Women’s History Month is a great time to recognize some of the first women to enter the world of film production in early Hollywood. Some such women are American costume designer Edith Head, film editor Margaret Booth, and sound editor Kay Rose.

Edith Head (10/28/1897-10/24/1981), designed costumes for some of the first major Hollywood films. Head’s academic roots were at the University of California where she earned her B.A., Stanford University for her M.A., and an art school in LA. She was eventually hired by lead designer of Paramount Studios as a sketcher and worked her way to costume designer through apprenticeships. In 1938 she became chief designer at Paramount in charge of the costume department, becoming the first woman to head a design department at a major studio.

She became renowned for her range of designs and her ability to “placate” dramatic actors and directors.During her career, Head was nominated for 34 Academy Awards and won 8 of  them for her work in The Heiress (1949), Samson and Delilah (1949), All About Eve (1950), A Place in the  Sun (1951), Roman Holiday (1953), Sabrina (1954), The Facts of Life (1960), and The Sting (1973).

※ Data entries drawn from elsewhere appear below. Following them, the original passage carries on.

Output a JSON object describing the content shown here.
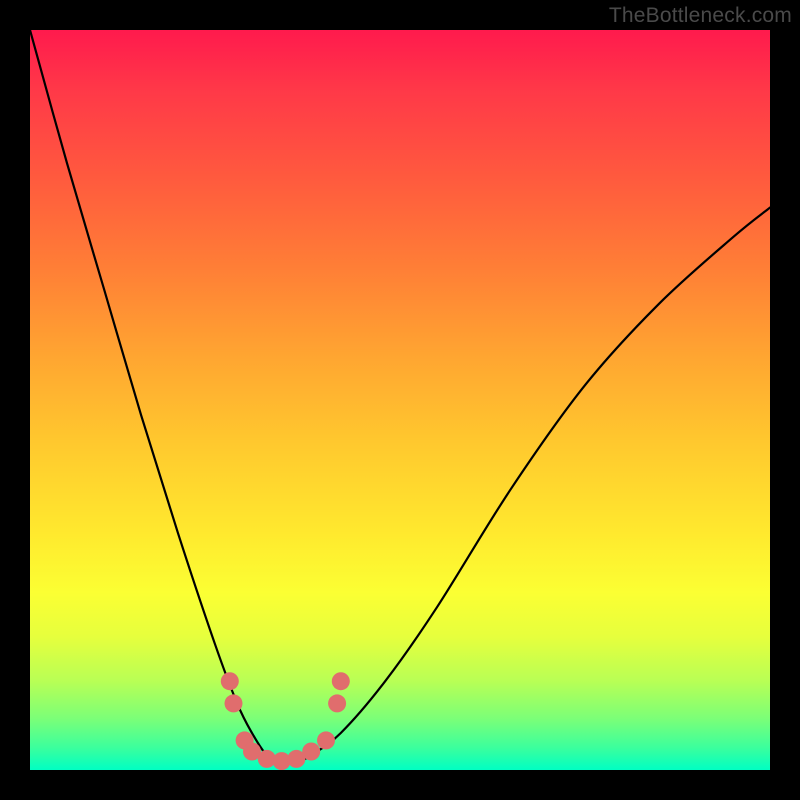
{
  "watermark": "TheBottleneck.com",
  "chart_data": {
    "type": "line",
    "title": "",
    "xlabel": "",
    "ylabel": "",
    "xlim": [
      0,
      100
    ],
    "ylim": [
      0,
      100
    ],
    "grid": false,
    "series": [
      {
        "name": "bottleneck-curve",
        "x": [
          0,
          5,
          10,
          15,
          20,
          25,
          28,
          30,
          32,
          34,
          35,
          36,
          38,
          42,
          48,
          55,
          65,
          75,
          85,
          95,
          100
        ],
        "y": [
          100,
          82,
          65,
          48,
          32,
          17,
          9,
          5,
          2,
          1,
          1,
          1,
          2,
          5,
          12,
          22,
          38,
          52,
          63,
          72,
          76
        ]
      }
    ],
    "markers": {
      "name": "highlight-dots",
      "color": "#e06d6d",
      "points": [
        {
          "x": 27,
          "y": 12
        },
        {
          "x": 27.5,
          "y": 9
        },
        {
          "x": 29,
          "y": 4
        },
        {
          "x": 30,
          "y": 2.5
        },
        {
          "x": 32,
          "y": 1.5
        },
        {
          "x": 34,
          "y": 1.2
        },
        {
          "x": 36,
          "y": 1.5
        },
        {
          "x": 38,
          "y": 2.5
        },
        {
          "x": 40,
          "y": 4
        },
        {
          "x": 41.5,
          "y": 9
        },
        {
          "x": 42,
          "y": 12
        }
      ]
    }
  }
}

Margaret Booth (1/16/1898-10/28/2002) first began working as an editor when she was hired to work as a “patcher” editing silent films by D.W.Griffith in 1915. She eventually began work for Louis B. Mayer when he was an independent film producer. When Mayer merged with others, Booth became a director’s assistant at the newly formed Metro-Goldwyn-Mayer (1924). In 1935, she was nominated for an Academy award for Mutiny on the Bounty. A few other films she has worked on are Wise Girls (1929), A Yank at Oxford (1938), The Way We Were (1973), The Sunshine Boys (1975), The Goodbye Girl (1977), The Cheap Detective (1978), and Seems Like Old Times (1980). In 1978 Booth was awarded an Honorary Oscar from the Academy of Motion Picture Arts and Sciences for film editing. She is the longest-lived person ever to have been given the award. In 1983, she was also awarded the Women in Film Crystal Award for her work opening the door for other women to enter careers in film editing.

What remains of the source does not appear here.